Maximal drei Würfe gleichzeitig
Auch bezüglich der gewerbsmäßigen Zucht gibt es Änderungen. So regelt § 3 Abs. 4 TierSchHuV, dass eine Betreuungsperson nur maximal drei Hündinnen mit Welpen gleichzeitig betreuen darf. Hierdurch soll gewährleistet werden, dass die Versorgung und Verpflegung beim Züchter jederzeit gewährleistet ist. Ab wann eine gewerbsmäßige Zucht überhaupt vorliegt, ist für den jeweiligen Einzelfall zu beurteilen. Hier haben sich u.a. Anhaltspunkte herausgebildet wie die Haltung von mehr als drei Zuchthündinnen oder die Aufzucht von mehr als drei Würfe pro Jahr.
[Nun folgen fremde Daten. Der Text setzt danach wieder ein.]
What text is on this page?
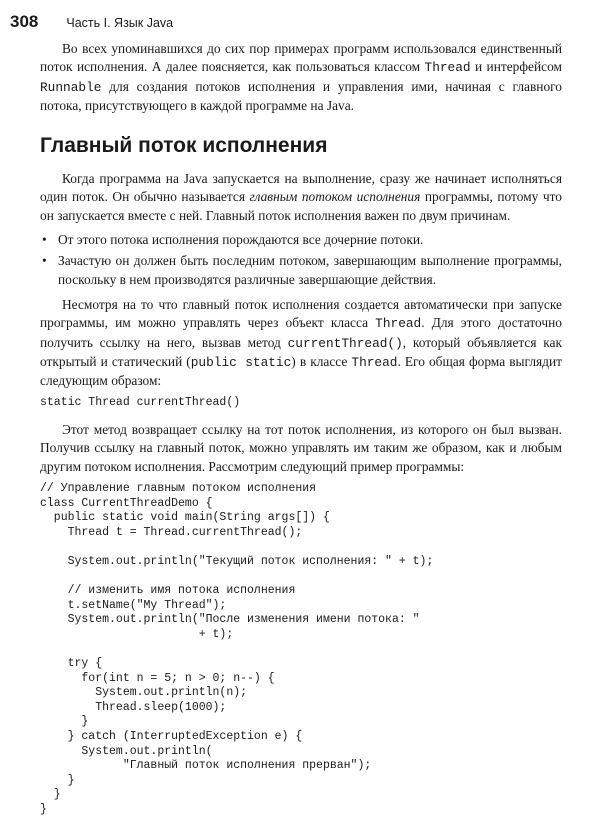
308 Часть I. Язык Java

Во всех упоминавшихся до сих пор примерах программ использовался единственный поток исполнения. А далее поясняется, как пользоваться классом Thread и интерфейсом Runnable для создания потоков исполнения и управления ими, начиная с главного потока, присутствующего в каждой программе на Java.

Главный поток исполнения

Когда программа на Java запускается на выполнение, сразу же начинает исполняться один поток. Он обычно называется главным потоком исполнения программы, потому что он запускается вместе с ней. Главный поток исполнения важен по двум причинам.

• От этого потока исполнения порождаются все дочерние потоки.
• Зачастую он должен быть последним потоком, завершающим выполнение программы, поскольку в нем производятся различные завершающие действия.

Несмотря на то что главный поток исполнения создается автоматически при запуске программы, им можно управлять через объект класса Thread. Для этого достаточно получить ссылку на него, вызвав метод currentThread(), который объявляется как открытый и статический (public static) в классе Thread. Его общая форма выглядит следующим образом:

static Thread currentThread()

Этот метод возвращает ссылку на тот поток исполнения, из которого он был вызван. Получив ссылку на главный поток, можно управлять им таким же образом, как и любым другим потоком исполнения. Рассмотрим следующий пример программы:

// Управление главным потоком исполнения
class CurrentThreadDemo {
public static void main(String args[]) {
Thread t = Thread.currentThread();

System.out.println("Текущий поток исполнения: " + t);

// изменить имя потока исполнения
t.setName("My Thread");
System.out.println("После изменения имени потока: "
+ t);

try {
for(int n = 5; n > 0; n--) {
System.out.println(n);
Thread.sleep(1000);
}
} catch (InterruptedException e) {
System.out.println(
"Главный поток исполнения прерван");
}
}
}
Mindestens vier Stunden Betreuung pro Tag für Welpen
Nach § 2 Abs. 1 Nr. 2 TierSchHuV muss einem Hund mehrmals täglich in ausreichender Dauer Umgang mit seiner Betreuungsperson gewährt werden. Welpen bis zu einem Alter von zwanzig Wochen müssen gemäß § 2 Abs. 2 S. 1 TierSchHuV sogar mindestens vier Stunden pro Tag Zeit mit ihrer Betreuungsperson verbringen dürfen. Dies gilt sowohl für den Züchter als auch für den neuen Halter, der den Welpen in der Regel mit einem Alter von 8-11 Wochen erwirbt! Der häufige Kontakt soll die psychische Entwicklung und Sozialisierung der Welpen optimal fördern.
Verbot der Anbindehaltung
Gemäß § 7 TierSchHuV dürfen Hunde schließlich grundsätzlich nicht mehr angebunden gehalten werden.
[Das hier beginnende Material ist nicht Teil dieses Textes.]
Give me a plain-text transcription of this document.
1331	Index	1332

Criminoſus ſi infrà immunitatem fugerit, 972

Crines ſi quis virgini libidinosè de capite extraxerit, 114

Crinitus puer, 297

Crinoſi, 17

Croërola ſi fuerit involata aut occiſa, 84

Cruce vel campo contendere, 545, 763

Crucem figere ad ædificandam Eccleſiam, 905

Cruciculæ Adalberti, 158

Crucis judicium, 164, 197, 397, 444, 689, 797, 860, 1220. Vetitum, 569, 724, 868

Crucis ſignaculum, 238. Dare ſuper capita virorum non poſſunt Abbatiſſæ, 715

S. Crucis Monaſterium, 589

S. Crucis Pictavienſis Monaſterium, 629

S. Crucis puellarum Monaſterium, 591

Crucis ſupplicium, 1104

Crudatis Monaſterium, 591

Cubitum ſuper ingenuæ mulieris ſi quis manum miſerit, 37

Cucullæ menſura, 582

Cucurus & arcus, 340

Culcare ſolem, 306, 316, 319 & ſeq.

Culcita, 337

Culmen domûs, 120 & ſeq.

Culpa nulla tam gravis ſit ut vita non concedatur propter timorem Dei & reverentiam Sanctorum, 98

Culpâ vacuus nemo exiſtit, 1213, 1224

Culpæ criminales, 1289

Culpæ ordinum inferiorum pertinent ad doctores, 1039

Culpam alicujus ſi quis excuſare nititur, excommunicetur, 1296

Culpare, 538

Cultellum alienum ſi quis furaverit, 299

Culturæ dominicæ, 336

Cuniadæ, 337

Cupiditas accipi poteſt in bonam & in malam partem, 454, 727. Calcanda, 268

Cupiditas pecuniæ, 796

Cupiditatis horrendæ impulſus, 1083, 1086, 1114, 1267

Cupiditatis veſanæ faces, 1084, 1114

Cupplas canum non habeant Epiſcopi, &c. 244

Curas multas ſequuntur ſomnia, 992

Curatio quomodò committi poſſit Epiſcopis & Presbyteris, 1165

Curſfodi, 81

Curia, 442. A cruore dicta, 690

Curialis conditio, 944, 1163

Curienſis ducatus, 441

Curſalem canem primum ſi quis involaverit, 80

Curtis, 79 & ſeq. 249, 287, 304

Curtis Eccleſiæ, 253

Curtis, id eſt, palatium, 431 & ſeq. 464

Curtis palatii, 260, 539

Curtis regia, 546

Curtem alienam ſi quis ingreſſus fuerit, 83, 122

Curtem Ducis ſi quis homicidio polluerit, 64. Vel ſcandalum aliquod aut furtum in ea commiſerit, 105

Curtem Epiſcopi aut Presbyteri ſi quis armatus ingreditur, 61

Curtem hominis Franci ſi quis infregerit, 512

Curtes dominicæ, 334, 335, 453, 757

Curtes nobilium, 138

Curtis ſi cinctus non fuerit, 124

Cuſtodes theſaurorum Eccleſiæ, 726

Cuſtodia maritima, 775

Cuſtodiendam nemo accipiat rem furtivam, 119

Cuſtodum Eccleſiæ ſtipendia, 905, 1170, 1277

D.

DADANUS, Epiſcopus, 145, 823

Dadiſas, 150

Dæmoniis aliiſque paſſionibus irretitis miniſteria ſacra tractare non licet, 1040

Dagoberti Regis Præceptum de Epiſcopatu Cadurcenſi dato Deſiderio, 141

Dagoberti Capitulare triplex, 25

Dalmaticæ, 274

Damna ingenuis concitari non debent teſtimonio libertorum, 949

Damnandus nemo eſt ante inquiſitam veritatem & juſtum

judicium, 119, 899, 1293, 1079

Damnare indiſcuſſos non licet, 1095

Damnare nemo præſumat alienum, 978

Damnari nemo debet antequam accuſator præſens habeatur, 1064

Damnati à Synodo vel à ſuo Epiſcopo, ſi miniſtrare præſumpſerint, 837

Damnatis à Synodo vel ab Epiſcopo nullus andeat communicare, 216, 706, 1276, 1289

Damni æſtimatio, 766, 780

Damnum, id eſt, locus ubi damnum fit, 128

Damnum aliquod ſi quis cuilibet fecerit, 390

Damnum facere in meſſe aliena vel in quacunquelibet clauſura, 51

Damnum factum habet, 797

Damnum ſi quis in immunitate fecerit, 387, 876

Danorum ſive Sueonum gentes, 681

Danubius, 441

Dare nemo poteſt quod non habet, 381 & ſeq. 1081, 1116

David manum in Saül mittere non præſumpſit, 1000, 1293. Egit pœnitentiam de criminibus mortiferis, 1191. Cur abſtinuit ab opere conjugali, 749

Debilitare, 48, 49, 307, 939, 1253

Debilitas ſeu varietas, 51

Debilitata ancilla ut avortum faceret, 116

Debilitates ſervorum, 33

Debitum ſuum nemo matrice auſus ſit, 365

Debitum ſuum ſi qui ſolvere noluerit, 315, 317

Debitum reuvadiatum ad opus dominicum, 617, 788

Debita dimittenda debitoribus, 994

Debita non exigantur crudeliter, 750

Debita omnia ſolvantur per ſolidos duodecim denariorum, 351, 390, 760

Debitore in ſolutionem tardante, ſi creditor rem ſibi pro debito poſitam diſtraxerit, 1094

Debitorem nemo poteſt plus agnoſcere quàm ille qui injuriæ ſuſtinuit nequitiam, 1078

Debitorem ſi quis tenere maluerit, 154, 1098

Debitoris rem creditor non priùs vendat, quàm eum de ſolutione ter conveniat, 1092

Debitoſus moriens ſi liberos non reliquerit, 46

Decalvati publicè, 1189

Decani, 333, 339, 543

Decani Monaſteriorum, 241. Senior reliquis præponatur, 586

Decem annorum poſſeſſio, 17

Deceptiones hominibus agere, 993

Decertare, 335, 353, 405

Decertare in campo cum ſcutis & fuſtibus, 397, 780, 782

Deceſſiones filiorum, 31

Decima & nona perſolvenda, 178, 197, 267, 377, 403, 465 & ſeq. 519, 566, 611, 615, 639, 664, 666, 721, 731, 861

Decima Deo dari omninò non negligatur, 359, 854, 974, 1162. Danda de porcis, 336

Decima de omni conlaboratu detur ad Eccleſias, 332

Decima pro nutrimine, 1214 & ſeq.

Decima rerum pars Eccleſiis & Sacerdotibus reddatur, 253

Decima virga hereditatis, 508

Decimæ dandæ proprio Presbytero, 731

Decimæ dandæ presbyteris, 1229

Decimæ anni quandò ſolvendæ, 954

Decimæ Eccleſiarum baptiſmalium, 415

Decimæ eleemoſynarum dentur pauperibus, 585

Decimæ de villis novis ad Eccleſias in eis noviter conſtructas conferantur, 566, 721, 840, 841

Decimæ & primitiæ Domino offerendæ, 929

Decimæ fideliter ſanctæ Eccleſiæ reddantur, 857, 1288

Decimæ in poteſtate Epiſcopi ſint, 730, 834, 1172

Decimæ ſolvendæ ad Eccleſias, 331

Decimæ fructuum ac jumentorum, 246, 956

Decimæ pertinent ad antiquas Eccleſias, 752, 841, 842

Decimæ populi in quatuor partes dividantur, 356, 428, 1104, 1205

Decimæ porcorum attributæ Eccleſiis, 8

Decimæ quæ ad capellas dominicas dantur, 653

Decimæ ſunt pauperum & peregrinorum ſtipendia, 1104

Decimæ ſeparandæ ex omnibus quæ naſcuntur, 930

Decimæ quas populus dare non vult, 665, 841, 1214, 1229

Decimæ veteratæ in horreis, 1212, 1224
Eine Ausnahme gilt nach Absatz 2 aber für die Anbindehaltung eines Hundes „bei Begleitung einer Betreuungsperson während der Tätigkeiten, für die der Hund ausgebildet wurde oder wird, wenn
1. die Anbindung mindestens drei Meter lang und gegen ein Aufdrehen gesichert ist,
2. das Anbindematerial von geringem Eigengewicht und so beschaffen ist, dass sich der Hund nicht verletzen kann, sowie
3. breite, nicht einschneidende Brustgeschirre oder Halsbänder verwendet werden, die so beschaffen sind, dass sie sich nicht zuziehen und nicht zu Verletzungen führen können.“
Fazit zur neuen Tierschutz-Hundeverordnung
Der Erlass einer neuen Tierschutz-Hundeverordnung, die den Schutz der Hunde fortan verbessern soll, ist grundsätzlich überaus begrüßenswert. Die Regelungen werfen jedoch auch Unklarheiten und Fragen auf. Dies gilt insbesondere im Hinblick auf die Regelungen zu den sogenannten Qualzuchten sowie jene zur Ausbildung und Erziehung von Hunden. Dass mit der neuen Tierschutz-Hundeverordnung eine wesentliche Verbesserung in Sachen Tierwohl einhergeht, wäre zwar sehr wünschenswert, scheint aber zumindest fraglich.